Grief and sadness: how to deal with them?

Emotions throughout history have been relegated to the background with respect to reason, without being considered sources of knowledge or usefulness for the human being.

The truth is emotions provide us with very valuable information for our own survival and self-knowledge, so we can say that they are generators of wisdom.

Sadness has been classified as one of the negative emotions from the cognitive-behavioral approach and positive psychology, along with disgust, fear or anger. Contextual therapies avoid making this classification of negative or positive emotions because they can condemn us to their avoidance and generate additional problems.

In this way, it is understood that all emotions have an adaptive function to the situation or experience that triggers them and their avoidance, non-identification or denial is what can generate maladaptive responses.

Do you feel discomfort and anguish when you are sad?

If the answer is yes, you are experiencing something expected and normal in a painful situation, period or experience. Sadness accounts for the change, a loss, a grief that does not have to be solely the death of a loved one.

There are many types of duels, such as the feeling of loss or emptiness when a couple breaks up, the change of city or country, change of job or distancing with a close person or friend among many other things.

Sadness is not positive or negative, it is there to give us information about the loss and the need to feel it and go through it so that we can say goodbye, restructure and relocate later.

There are times when we feel sad for no apparent reason; In this case, it may be that there is another unidentified emotion or that we have learned to avoid and, failing that, we feel sadness; then we will have to find out the underlying emotion to see what information it gives us and what we can do with it.

As western society we have learned to avoid and reject pain and sadness. From the first stages of our life, the messages we hear from our referents and close figures contribute to the internalization of the avoidance and rejection of sadness.
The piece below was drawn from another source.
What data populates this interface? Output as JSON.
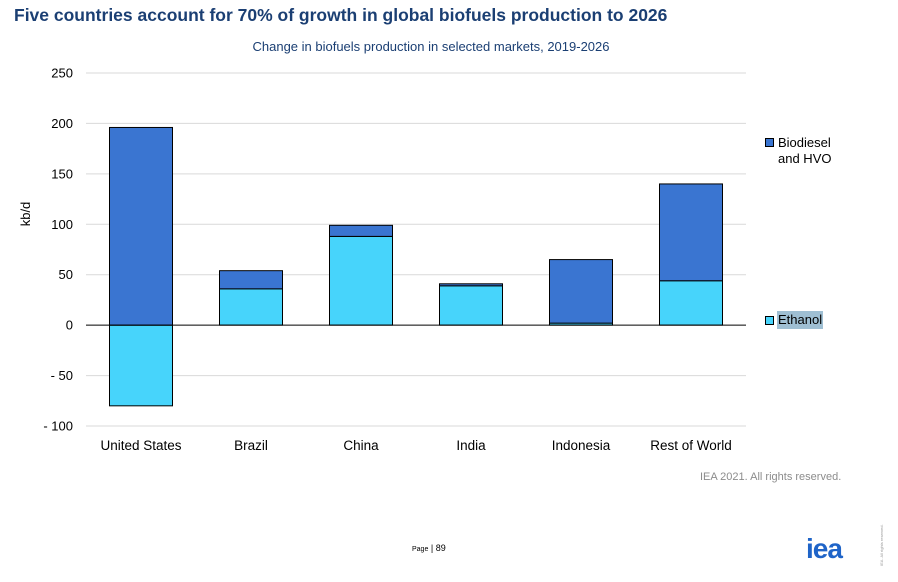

This is what Soriano & Salas (2006) point out when they affirm that the instructions shared innocently since childhood are “formulas for living” that we internalize as commands of the type “no to pain, anguish, no nostalgia and sad memories among others… ”that lead us to avoid pain when it appears.

These formulas instead push us to the search for immediate pleasure, reinforcing the misconception that sadness and emotional distress should be avoided at all costs, a conception that contributes to the pathologization of sadness when it should not be like that, being one of the basic emotions that are in every human being having an adaptive function for it.

What do we do with sadness?

After reading and roughly understanding the role of sadness, each person can decide what they want to do with it.

We know the usefulness and liberation we feel when sharing sadness with close people and support networks, as well as being willing or willing to go through it. It is essential to understand the importance of how unprecedented or closed duels affect today and their relationship with our state of mind, way of relating them to others, motivation, communication … Work and therapeutic accompaniment are of great importance in the processes of change and lossYou can rely on the help of one or a professional if you think it is necessary.

Bibliographic references:

  • Neimeyer, RA; Ramírez, YG (2002). Learning from Loss: A Guide to Coping with Grief. Barcelona: Paidós.
  • Benasayag, M. & Schmit, G. (2010). Sad passions: psychic suffering and social crisis. Argentina: XXI century.
  • Soriano, MCL, & Salas, MSV (2006). Acceptance and Commitment Therapy (ACT). Fundamentals, characteristics and evidence. Papers of the psychologist, 27 (2): pp. 79-91.